Christmas Eve fire kills man, dog

Piles of debris, paint cans impeded firefighters in Mount Clare rowhouse

December 26, 2007|By Gadi Dechter | Gadi Dechter,Sun reporter

A man and his dog died in a Southwest Baltimore house fire Monday night, city fire officials said yesterday.

About 11 p.m. on Christmas Eve, firefighters responded to reports of smoke at an alley house in the 300 block of S. Norris St. in the Mount Clare neighborhood.

While working to extinguish the heavy fire in the rear of the Formstone-clad rowhouse, firefighters were impeded by floor-to-ceiling piles of debris - mostly towers of empty paint cans and piles of aluminum cans - that littered the two-story dwelling, said Chief Kevin Cartwright, Fire Department spokesman.

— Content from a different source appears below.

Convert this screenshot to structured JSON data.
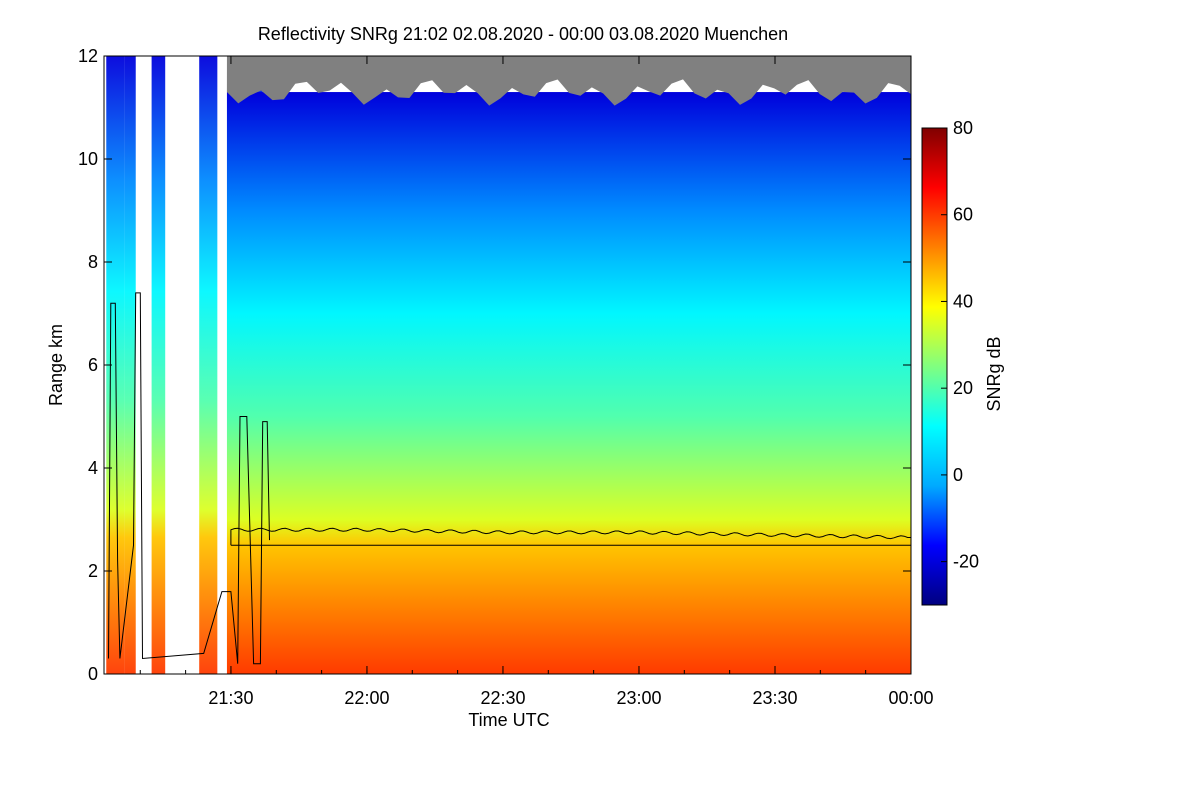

A man weighing about 300 pounds and believed to be in his 40s was found unconscious on the floor of the upstairs bathroom, along with his dog, according to Cartwright.

Because of the victim's size, firefighters had to knock down a wall between the bathroom and an upstairs room, and take the man out a window.

The man was taken to the emergency room of University of Maryland Medical Center, where he was pronounced dead.

Officials said they are not releasing the victim's name, pending notification of relatives.

Kathleen Howlett, who lives next door, said she called 911 Monday night after smelling smoke and seeing "roaring" flames.

She said the victim had lived in the house for at least six years and rarely ventured outside, except to walk his dog.

"Mostly he was an inside person," Howlett said yesterday, while inspecting water-related damage to her own house. "This is just a bad Christmas."

Yesterday, towering stacks of five-gallon paint cans, cardboard boxes and hundreds of soda and beer cans were visible throughout the charred home.

Howlett said the victim's father was at the scene last night. "He took the news real hard," she said.

Howlett said she saw what she assumed were looters morning rummaging through the debris and carting away boxes yesterday.

Cartwright said the fire apparently began in the first-floor kitchen, but the cause has not been determined. There were no smoke detectors in the house, he said.